PUMaC 2023 · 数论(A 组) · 第 3 题
PUMaC 2023 — Number Theory (Division A) — Problem 3
题目详情
- Call an arrangement of n not necessarily distinct nonnegative integers in a circle wholesome when, for any subset of the integers such that no pair of them is adjacent in the circle, their average is an integer. Over all wholesome arrangements of n integers where at least two of them are distinct, let M ( n ) denote the smallest possible value for the maximum of the integers in the arrangement. What is the largest integer n < 2023 such that M ( n + 1) is strictly greater than M ( n )?
解析
- Call an arrangement of n not necessarily distinct nonnegative integers in a circle wholesome when, for any subset of the integers such that no pair of them is adjacent in the circle, their average is an integer. Over all wholesome arrangements of n integers where at least two of them are distinct, let M ( n ) denote the smallest possible value for the maximum of the integers in the arrangement.
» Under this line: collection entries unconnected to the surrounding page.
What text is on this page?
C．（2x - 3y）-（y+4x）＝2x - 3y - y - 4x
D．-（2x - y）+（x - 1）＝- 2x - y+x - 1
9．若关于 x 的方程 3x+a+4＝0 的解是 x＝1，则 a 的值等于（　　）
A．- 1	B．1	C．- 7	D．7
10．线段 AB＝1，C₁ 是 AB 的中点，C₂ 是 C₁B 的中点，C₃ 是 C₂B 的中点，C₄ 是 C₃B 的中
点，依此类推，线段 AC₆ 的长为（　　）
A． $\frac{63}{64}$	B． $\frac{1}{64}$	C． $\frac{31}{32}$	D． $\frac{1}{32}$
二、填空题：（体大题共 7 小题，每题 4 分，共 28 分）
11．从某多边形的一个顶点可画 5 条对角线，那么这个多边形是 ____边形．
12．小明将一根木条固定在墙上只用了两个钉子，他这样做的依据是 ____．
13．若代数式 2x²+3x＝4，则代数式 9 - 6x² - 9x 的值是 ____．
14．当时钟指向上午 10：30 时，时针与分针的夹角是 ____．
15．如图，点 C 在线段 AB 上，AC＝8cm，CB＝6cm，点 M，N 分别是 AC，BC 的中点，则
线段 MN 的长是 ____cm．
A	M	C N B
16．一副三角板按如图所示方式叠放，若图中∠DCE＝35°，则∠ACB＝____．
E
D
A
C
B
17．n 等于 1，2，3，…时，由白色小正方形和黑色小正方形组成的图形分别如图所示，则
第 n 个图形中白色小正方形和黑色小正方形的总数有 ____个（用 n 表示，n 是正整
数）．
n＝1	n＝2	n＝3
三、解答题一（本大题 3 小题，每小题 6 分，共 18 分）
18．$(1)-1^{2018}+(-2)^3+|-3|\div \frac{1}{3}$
What is the largest integer n < 2023 such that M ( n + 1) is strictly greater than M ( n )? 1 Proposed by Austen Mazenko Answer: 2018 The idea is as follows: consider any k ≤ ⌊ ( n − 1) / 2 ⌋ not pairwise adjacent integers in a wholesome arrangement. By Pigeonhole, at least one of them can be replaced by one of its neighbors to get another subset such that no two are pairwise adjacent; this integer and its neighbor are thus equivalent modulo k , and by symmetry around the circle, this means that all of the intgers are congruent modulo k for all such k . If n is odd, this covers all possible integers; letting them all be 0 except for one which is lcm(1 , 2 , ..., ⌊ ( n − 1) / 2 ⌋ ) is therefore optimal, and M ( n ) equals this least common multiple in such cases. If n is even, we have to consider the two disjoint subsets consisting of n/ 2 of the integers with no two adjacent. In this case, their sum must be a multiple of n/ 2, but evidently generalizing the previous construction such that the integers in the circle are alternating with values 0 and lcm(1 , 2 , ..., ⌊ ( n − 1) / 2 ⌋ ) shows M (2 m ) = M (2 m − 1) (since M (2 m ) ≥ M (2 m − 1) obviously holds by just ignoring one of the extra integers, and we just showed equality is achievable). Now, M (2 m + 1) = M (2 m ) whenever lcm(1 , 2 , ..., m ) = lcm(1 , 2 , ..., m − 1). Thus the desired condition holds precisely when m ∤ lcm(1 , 2 , ..., m − 1), meaning m is a prime power. Specifically, we want to find the largest m such that 2 m < 2023 and m is a prime power. A quick check shows that m = 1009 is prime, so our answer is 2018.